On the export front, constant dollar overeas sales of goods grew by 6.33 percent, from $1.7289 trillion to $1.8383`trillion. The increase was the second straight and the total a new record – topping 2019’s $1.7915 trillion by 2.61 percent.

Yet real goods imports rose even faster. The 6.91 percent advance brought them from $3.1430 trillion to $3.3603 trillion – a second consecutive all-time high.

After-inflation services exports jumped by 9.90 percent from 2021-2022, the biggest such increasesince 2007’s 13.08 percent. And the totals expanded from $656.9 billion to $717.3 billion..

As for price-adjusted services imports, their annual surge of 14.52 percent – from $484.2 billion to $554.0 billion was the fastest ever, surpassing even last year’s robust 12.27 percent.

As always with pandemict or post-pandemic (take your pick) U.S. economic data, the outlook for real trade flows is murky, and dependent on many big unknowables – mainly how much faster and higher the Federal Reserve will hike interest rates in order to fight inflation by slowing the economy, whether it will succeed, how long its inflation-fighting moves will take to impact economic growth and consumer spending fully, how China’s reopening after months of a lockdown-heavy Zero Covid policy will proceed, and whether growth in the rest of the world will perk up or slacken.

My hunch, for the short-term anyway, is that worse inflation-adjusted trade results may keep coming. For example, the quarterly real trade deficit decrease was the smallest of that current three-quarter string.
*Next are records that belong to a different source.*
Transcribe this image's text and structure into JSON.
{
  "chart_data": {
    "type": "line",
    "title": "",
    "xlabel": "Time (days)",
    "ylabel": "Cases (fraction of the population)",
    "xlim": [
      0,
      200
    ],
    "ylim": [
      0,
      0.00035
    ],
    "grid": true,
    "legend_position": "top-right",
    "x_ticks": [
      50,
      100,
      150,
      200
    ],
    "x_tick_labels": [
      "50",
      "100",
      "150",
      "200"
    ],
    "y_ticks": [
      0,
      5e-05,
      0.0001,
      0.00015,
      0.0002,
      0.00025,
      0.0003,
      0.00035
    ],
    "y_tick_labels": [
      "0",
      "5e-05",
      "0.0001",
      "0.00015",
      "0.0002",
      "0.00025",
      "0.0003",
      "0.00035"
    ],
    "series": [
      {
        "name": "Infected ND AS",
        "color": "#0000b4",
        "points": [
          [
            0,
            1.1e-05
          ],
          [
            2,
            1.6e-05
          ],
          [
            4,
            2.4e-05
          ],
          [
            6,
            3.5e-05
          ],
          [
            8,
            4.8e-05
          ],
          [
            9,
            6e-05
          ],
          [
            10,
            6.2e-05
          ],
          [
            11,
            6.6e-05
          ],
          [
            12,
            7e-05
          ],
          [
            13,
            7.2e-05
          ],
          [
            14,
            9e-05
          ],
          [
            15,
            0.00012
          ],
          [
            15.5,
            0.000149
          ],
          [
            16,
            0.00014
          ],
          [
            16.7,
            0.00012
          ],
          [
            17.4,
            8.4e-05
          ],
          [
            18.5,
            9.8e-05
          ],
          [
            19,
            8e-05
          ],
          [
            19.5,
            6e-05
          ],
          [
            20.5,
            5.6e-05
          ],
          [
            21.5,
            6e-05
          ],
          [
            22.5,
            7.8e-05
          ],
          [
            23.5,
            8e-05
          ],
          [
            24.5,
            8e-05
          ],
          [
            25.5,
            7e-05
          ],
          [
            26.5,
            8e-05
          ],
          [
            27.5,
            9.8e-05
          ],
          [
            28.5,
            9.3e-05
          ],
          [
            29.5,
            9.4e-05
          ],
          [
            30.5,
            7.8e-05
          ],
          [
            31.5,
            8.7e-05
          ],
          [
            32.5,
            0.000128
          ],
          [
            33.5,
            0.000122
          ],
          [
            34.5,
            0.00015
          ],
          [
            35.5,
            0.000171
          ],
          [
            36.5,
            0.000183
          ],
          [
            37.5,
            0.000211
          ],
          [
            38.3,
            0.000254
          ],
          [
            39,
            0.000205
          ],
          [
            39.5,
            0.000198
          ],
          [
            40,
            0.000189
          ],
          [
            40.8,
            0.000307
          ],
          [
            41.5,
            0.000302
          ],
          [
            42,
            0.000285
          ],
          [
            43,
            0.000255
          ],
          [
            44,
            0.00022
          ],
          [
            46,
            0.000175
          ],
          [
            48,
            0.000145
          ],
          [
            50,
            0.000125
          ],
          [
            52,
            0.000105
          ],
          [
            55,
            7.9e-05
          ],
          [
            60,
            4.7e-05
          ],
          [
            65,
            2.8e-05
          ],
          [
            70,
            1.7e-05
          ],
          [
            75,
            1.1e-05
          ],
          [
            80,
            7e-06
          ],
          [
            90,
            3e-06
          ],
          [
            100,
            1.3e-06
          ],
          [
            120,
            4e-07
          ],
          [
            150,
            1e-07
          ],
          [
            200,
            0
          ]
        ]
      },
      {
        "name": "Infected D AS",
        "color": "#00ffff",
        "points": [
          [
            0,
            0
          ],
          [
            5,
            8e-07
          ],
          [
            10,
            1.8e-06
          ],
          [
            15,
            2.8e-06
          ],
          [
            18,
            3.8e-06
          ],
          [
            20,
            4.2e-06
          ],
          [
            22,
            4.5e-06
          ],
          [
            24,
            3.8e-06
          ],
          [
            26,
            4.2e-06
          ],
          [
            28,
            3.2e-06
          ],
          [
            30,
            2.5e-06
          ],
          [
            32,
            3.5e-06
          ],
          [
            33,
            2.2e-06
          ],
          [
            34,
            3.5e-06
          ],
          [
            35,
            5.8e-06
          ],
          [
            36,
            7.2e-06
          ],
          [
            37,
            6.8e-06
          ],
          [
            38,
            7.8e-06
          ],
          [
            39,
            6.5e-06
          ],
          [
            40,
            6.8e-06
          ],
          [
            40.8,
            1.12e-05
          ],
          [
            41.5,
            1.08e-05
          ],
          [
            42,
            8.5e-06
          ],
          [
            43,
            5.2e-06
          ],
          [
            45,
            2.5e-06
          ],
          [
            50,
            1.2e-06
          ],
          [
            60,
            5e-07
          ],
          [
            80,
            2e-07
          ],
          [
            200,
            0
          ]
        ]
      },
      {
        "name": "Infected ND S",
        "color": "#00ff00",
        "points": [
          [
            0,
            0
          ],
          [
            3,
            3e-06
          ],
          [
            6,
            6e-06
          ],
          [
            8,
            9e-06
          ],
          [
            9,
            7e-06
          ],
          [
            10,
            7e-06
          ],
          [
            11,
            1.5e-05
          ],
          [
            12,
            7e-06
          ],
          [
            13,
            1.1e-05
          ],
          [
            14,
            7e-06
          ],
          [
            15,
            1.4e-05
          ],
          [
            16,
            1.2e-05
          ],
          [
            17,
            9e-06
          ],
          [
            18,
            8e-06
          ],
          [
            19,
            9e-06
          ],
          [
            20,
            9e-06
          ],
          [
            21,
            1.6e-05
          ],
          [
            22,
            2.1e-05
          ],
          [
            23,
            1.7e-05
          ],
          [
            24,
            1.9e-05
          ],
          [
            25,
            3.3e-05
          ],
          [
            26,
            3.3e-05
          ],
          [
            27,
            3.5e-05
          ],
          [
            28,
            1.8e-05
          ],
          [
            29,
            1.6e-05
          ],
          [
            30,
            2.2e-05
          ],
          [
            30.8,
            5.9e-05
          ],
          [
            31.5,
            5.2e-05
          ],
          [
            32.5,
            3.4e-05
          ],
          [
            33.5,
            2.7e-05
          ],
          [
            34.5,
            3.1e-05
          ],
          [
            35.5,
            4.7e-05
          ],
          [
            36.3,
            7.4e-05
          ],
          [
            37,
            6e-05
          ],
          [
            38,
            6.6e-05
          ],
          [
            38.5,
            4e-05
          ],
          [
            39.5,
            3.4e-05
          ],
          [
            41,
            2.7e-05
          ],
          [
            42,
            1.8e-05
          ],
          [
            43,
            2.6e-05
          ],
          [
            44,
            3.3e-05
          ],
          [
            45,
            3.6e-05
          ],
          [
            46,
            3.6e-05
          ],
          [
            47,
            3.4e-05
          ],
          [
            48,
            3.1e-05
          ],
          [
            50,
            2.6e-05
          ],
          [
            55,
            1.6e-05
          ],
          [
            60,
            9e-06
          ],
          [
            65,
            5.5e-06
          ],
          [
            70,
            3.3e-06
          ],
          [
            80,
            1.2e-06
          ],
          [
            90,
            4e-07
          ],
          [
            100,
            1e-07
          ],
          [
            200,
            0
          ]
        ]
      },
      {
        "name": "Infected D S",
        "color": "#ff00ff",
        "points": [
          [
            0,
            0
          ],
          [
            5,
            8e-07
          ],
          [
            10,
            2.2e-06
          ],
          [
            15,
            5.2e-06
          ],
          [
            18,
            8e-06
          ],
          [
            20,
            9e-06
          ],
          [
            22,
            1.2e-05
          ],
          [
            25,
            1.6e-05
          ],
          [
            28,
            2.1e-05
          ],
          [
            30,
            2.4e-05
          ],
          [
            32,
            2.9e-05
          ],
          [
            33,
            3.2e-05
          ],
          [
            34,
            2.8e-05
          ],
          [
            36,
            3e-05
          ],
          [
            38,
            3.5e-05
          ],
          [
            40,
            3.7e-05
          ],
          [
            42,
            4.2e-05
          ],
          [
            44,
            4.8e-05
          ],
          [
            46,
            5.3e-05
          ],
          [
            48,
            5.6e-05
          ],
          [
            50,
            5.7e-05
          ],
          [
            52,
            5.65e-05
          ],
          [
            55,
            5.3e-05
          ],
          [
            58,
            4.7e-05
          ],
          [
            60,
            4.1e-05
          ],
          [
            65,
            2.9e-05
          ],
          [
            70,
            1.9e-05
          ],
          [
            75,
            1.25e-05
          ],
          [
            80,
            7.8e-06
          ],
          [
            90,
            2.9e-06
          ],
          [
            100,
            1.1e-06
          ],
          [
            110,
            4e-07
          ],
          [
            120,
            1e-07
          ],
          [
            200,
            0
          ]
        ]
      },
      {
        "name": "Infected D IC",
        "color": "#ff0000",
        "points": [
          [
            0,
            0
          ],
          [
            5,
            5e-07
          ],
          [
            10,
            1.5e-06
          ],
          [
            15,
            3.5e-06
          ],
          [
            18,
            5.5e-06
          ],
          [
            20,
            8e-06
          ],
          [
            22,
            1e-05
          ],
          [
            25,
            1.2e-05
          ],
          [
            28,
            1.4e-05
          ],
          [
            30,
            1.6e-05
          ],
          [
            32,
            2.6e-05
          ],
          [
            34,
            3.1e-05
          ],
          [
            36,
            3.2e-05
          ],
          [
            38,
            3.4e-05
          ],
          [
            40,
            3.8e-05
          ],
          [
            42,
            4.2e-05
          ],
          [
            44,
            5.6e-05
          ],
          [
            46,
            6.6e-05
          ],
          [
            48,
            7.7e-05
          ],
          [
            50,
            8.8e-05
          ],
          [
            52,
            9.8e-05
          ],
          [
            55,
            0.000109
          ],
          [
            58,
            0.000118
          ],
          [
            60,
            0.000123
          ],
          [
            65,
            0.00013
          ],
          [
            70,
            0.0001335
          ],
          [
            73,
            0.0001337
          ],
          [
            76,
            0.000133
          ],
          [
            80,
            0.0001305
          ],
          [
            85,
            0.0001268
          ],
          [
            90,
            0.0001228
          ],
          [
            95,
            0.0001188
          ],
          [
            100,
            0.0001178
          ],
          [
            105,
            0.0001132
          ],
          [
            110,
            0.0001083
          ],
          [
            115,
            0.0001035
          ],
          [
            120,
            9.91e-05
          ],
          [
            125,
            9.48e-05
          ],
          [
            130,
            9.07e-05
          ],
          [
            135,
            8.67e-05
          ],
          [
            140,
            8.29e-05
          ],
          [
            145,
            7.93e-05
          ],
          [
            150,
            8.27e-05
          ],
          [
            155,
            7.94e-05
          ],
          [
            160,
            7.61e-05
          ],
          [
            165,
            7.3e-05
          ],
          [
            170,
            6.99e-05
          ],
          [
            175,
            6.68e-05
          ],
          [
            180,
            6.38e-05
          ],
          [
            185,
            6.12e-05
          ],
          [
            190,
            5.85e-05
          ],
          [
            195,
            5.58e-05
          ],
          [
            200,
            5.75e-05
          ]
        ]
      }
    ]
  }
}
Indeed, it was much smaller than the 11.30 percent plunge between the second and third quarters – which was the greatest since the 17.95 percent nosedive between the first and second quarters of 2009, when the economy was still mired in the Great Recession that followed the Global Financial Crisis.of 2007-08.

In addition, the latest government report projection for the monthly trade deficit (measured in pre-inflation dollars) shows a significant increase in the goods gap, which makes up the lion’s share of both total U.S. trade flows and the deficit. And even if the price-adjusted trade gap continues to fall, such results will be all the less impressive against the backdrop of the economic slowdown and even contraction that’s still being widely predicted.

More specifically, I suspect that American economic growth will either at least weaken as the trade deficit moves up, or that GDP will keep plowing ahead because personal consumption remains resilient, which will keep the trade shortfall on a rebounding course.